Gov. Matt Blunt, R.-Mo., signed the bill into law at Concord Baptist Church in Jefferson City on July 6, saying in a written statement, “All life is precious and needs to be treated with the utmost dignity and respect.
“Abortion providers like Planned Parenthood should not be supplying our students with information about sexual health,” Blunt said. “This vital legislation ensures that our children get the information they need from their teachers, parents and physicians.”
Jim Sedlak, vice president of the American Life League, applauded Missouri’s action, saying in a news release, “The elected officials in Missouri understood the conflict of interest that exists when Planned Parenthood is allowed to teach or provide material for sex education classes. To have an entity that profits from the sale of birth control and abortion teaching our children about sex is ludicrous.”
Sedlak cited the example of a Planned Parenthood-endorsed book titled “It’s Perfectly Normal” that is used in public school sex education classes. The book, which is meant for children ages 10 and older, gives nine reasons to have an abortion.
“According to Planned Parenthood data, 70 percent of its customers are under the age of 25 — and 27 percent are under the age of 20,” Sedlak said. “So high school and college girls are Planned Parenthood’s major customers — exactly the ones who are reached by Planned Parenthood’s sex education programs in the schools.”
Recent figures released from the state health department show Missouri’s residents had nearly 12,000 abortions in 2006, a 2 percent increase from the previous year. The actual number of abortions performed in the state decreased 5 percent to about 7,500, as most women traveled to Kansas for the procedure.

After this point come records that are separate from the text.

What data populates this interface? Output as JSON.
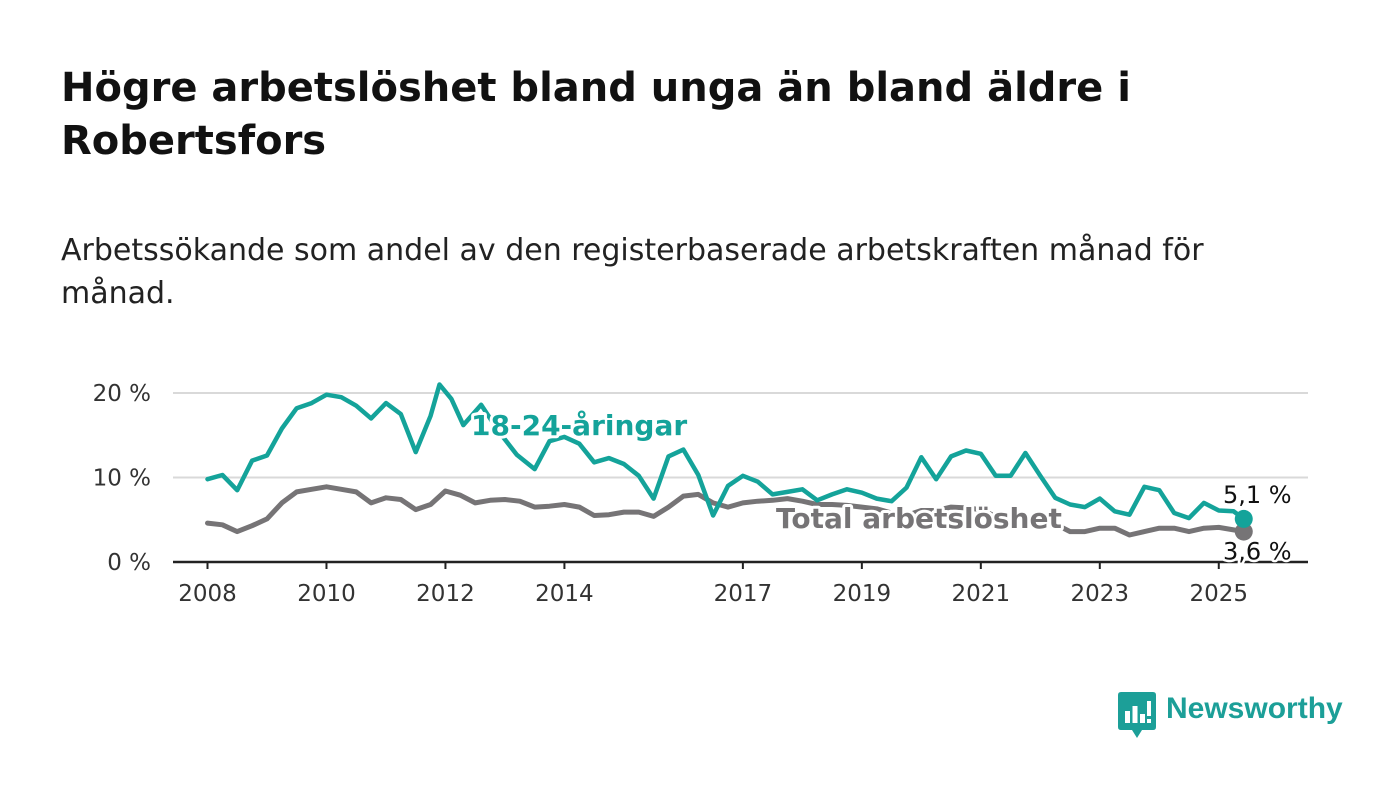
{
  "title": "Högre arbetslöshet bland unga än bland äldre i Robertsfors",
  "subtitle": "Arbetssökande som andel av den registerbaserade arbetskraften månad för månad.",
  "brand": {
    "name": "Newsworthy",
    "color": "#1c9f98"
  },
  "colors": {
    "youth": "#14a39a",
    "total": "#767476"
  },
  "chart_data": {
    "type": "line",
    "title": "Högre arbetslöshet bland unga än bland äldre i Robertsfors",
    "subtitle": "Arbetssökande som andel av den registerbaserade arbetskraften månad för månad.",
    "xlabel": "",
    "ylabel": "",
    "x_range": [
      2007.42,
      2026.5
    ],
    "ylim": [
      0,
      22
    ],
    "grid": true,
    "legend": "direct labels on lines",
    "yticks": [
      {
        "value": 0,
        "label": "0 %"
      },
      {
        "value": 10,
        "label": "10 %"
      },
      {
        "value": 20,
        "label": "20 %"
      }
    ],
    "xticks": [
      {
        "value": 2008,
        "label": "2008"
      },
      {
        "value": 2010,
        "label": "2010"
      },
      {
        "value": 2012,
        "label": "2012"
      },
      {
        "value": 2014,
        "label": "2014"
      },
      {
        "value": 2017,
        "label": "2017"
      },
      {
        "value": 2019,
        "label": "2019"
      },
      {
        "value": 2021,
        "label": "2021"
      },
      {
        "value": 2023,
        "label": "2023"
      },
      {
        "value": 2025,
        "label": "2025"
      }
    ],
    "series": [
      {
        "name": "18-24-åringar",
        "color": "#14a39a",
        "end_label": "5,1 %",
        "points": [
          [
            2008.0,
            9.8
          ],
          [
            2008.25,
            10.3
          ],
          [
            2008.5,
            8.5
          ],
          [
            2008.75,
            12.0
          ],
          [
            2009.0,
            12.6
          ],
          [
            2009.25,
            15.8
          ],
          [
            2009.5,
            18.2
          ],
          [
            2009.75,
            18.8
          ],
          [
            2010.0,
            19.8
          ],
          [
            2010.25,
            19.5
          ],
          [
            2010.5,
            18.5
          ],
          [
            2010.75,
            17.0
          ],
          [
            2011.0,
            18.8
          ],
          [
            2011.25,
            17.5
          ],
          [
            2011.5,
            13.0
          ],
          [
            2011.75,
            17.3
          ],
          [
            2011.9,
            21.0
          ],
          [
            2012.1,
            19.3
          ],
          [
            2012.3,
            16.2
          ],
          [
            2012.6,
            18.6
          ],
          [
            2012.9,
            15.4
          ],
          [
            2013.2,
            12.7
          ],
          [
            2013.5,
            11.0
          ],
          [
            2013.75,
            14.3
          ],
          [
            2014.0,
            14.8
          ],
          [
            2014.25,
            14.0
          ],
          [
            2014.5,
            11.8
          ],
          [
            2014.75,
            12.3
          ],
          [
            2015.0,
            11.6
          ],
          [
            2015.25,
            10.2
          ],
          [
            2015.5,
            7.5
          ],
          [
            2015.75,
            12.5
          ],
          [
            2016.0,
            13.3
          ],
          [
            2016.25,
            10.3
          ],
          [
            2016.5,
            5.5
          ],
          [
            2016.75,
            9.0
          ],
          [
            2017.0,
            10.2
          ],
          [
            2017.25,
            9.5
          ],
          [
            2017.5,
            8.0
          ],
          [
            2017.75,
            8.3
          ],
          [
            2018.0,
            8.6
          ],
          [
            2018.25,
            7.3
          ],
          [
            2018.5,
            8.0
          ],
          [
            2018.75,
            8.6
          ],
          [
            2019.0,
            8.2
          ],
          [
            2019.25,
            7.5
          ],
          [
            2019.5,
            7.2
          ],
          [
            2019.75,
            8.8
          ],
          [
            2020.0,
            12.4
          ],
          [
            2020.25,
            9.8
          ],
          [
            2020.5,
            12.5
          ],
          [
            2020.75,
            13.2
          ],
          [
            2021.0,
            12.8
          ],
          [
            2021.25,
            10.2
          ],
          [
            2021.5,
            10.2
          ],
          [
            2021.75,
            12.9
          ],
          [
            2022.0,
            10.2
          ],
          [
            2022.25,
            7.6
          ],
          [
            2022.5,
            6.8
          ],
          [
            2022.75,
            6.5
          ],
          [
            2023.0,
            7.5
          ],
          [
            2023.25,
            6.0
          ],
          [
            2023.5,
            5.6
          ],
          [
            2023.75,
            8.9
          ],
          [
            2024.0,
            8.5
          ],
          [
            2024.25,
            5.8
          ],
          [
            2024.5,
            5.2
          ],
          [
            2024.75,
            7.0
          ],
          [
            2025.0,
            6.1
          ],
          [
            2025.25,
            6.0
          ],
          [
            2025.42,
            5.1
          ]
        ]
      },
      {
        "name": "Total arbetslöshet",
        "color": "#767476",
        "end_label": "3,6 %",
        "points": [
          [
            2008.0,
            4.6
          ],
          [
            2008.25,
            4.4
          ],
          [
            2008.5,
            3.6
          ],
          [
            2008.75,
            4.3
          ],
          [
            2009.0,
            5.1
          ],
          [
            2009.25,
            7.0
          ],
          [
            2009.5,
            8.3
          ],
          [
            2009.75,
            8.6
          ],
          [
            2010.0,
            8.9
          ],
          [
            2010.25,
            8.6
          ],
          [
            2010.5,
            8.3
          ],
          [
            2010.75,
            7.0
          ],
          [
            2011.0,
            7.6
          ],
          [
            2011.25,
            7.4
          ],
          [
            2011.5,
            6.2
          ],
          [
            2011.75,
            6.8
          ],
          [
            2012.0,
            8.4
          ],
          [
            2012.25,
            7.9
          ],
          [
            2012.5,
            7.0
          ],
          [
            2012.75,
            7.3
          ],
          [
            2013.0,
            7.4
          ],
          [
            2013.25,
            7.2
          ],
          [
            2013.5,
            6.5
          ],
          [
            2013.75,
            6.6
          ],
          [
            2014.0,
            6.8
          ],
          [
            2014.25,
            6.5
          ],
          [
            2014.5,
            5.5
          ],
          [
            2014.75,
            5.6
          ],
          [
            2015.0,
            5.9
          ],
          [
            2015.25,
            5.9
          ],
          [
            2015.5,
            5.4
          ],
          [
            2015.75,
            6.5
          ],
          [
            2016.0,
            7.8
          ],
          [
            2016.25,
            8.0
          ],
          [
            2016.5,
            7.0
          ],
          [
            2016.75,
            6.5
          ],
          [
            2017.0,
            7.0
          ],
          [
            2017.25,
            7.2
          ],
          [
            2017.5,
            7.3
          ],
          [
            2017.75,
            7.5
          ],
          [
            2018.0,
            7.2
          ],
          [
            2018.25,
            6.8
          ],
          [
            2018.5,
            6.8
          ],
          [
            2018.75,
            6.7
          ],
          [
            2019.0,
            6.5
          ],
          [
            2019.25,
            6.3
          ],
          [
            2019.5,
            5.8
          ],
          [
            2019.75,
            5.5
          ],
          [
            2020.0,
            6.1
          ],
          [
            2020.25,
            6.1
          ],
          [
            2020.5,
            6.5
          ],
          [
            2020.75,
            6.4
          ],
          [
            2021.0,
            6.2
          ],
          [
            2021.25,
            5.4
          ],
          [
            2021.5,
            5.2
          ],
          [
            2021.75,
            5.3
          ],
          [
            2022.0,
            5.0
          ],
          [
            2022.25,
            4.5
          ],
          [
            2022.5,
            3.6
          ],
          [
            2022.75,
            3.6
          ],
          [
            2023.0,
            4.0
          ],
          [
            2023.25,
            4.0
          ],
          [
            2023.5,
            3.2
          ],
          [
            2023.75,
            3.6
          ],
          [
            2024.0,
            4.0
          ],
          [
            2024.25,
            4.0
          ],
          [
            2024.5,
            3.6
          ],
          [
            2024.75,
            4.0
          ],
          [
            2025.0,
            4.1
          ],
          [
            2025.25,
            3.8
          ],
          [
            2025.42,
            3.6
          ]
        ]
      }
    ]
  }
}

The new law also established the Missouri Alternatives to Abortion Public Awareness Program, which provides funding for assistance and counseling to pregnant women who want to place their babies for adoption. Additionally, the legislation requires abortion clinics that perform second- and third-trimester abortions, or at least five first-trimester abortions per month, to be classified as ambulatory surgical centers.
A federal judge has delayed enforcement of the clinic reclassification section of the law, but the other two provisions went into effect Aug. 28.
After issuing a preliminary injunction in August, Judge Ortrie Smith responded Sept. 24 to a suit by Planned Parenthood and an abortion doctor by ordering the clinic regulation section not to be enforced for at least 60 days. During that time, the abortion providers and the state will negotiate on some provisions in the law.
An alert released on the Planned Parenthood Federation of America’s website said the new measure could prevent clinics in Kansas City and Columbia from performing abortions and will “remove the requirements of comprehensive, medically accurate sex education from public schools.”
The Kansas City Star reported that the law could require $2 million in renovations at the Planned Parenthood clinic in Columbia, where the main campus of the University of Missouri is located. The newspaper also reported the Kansas City clinic most likely would stop performing abortions.
Missouri state regulations require ambulatory surgical centers to have halls leading to operating and recovery rooms at least 8 feet wide and halls at least 5 feet wide in other areas of the facility. The clinics now also must meet regulations for emergency equipment, infection control and medical staffing.
Missouri pro-life advocates achieved another victory last March, when Blunt announced plans to halt state taxpayer funding of Planned Parenthood programs that provide cervical cancer and breast cancer screening.
Blunt said in a news release, “Patients should not have to go to abortion clinics to access life saving tests.” He also said, “[W]omen may access important preventative care without contributing to the abortion providers’ goal of facilitating the destruction of innocent life.”
Jennifer Thurman, a senior at Liberty University in Lynchburg, Va., was a Baptist Press intern this summer in Washington, D.C. Tom Strode, Washington bureau chief for Baptist Press, contributed to this report.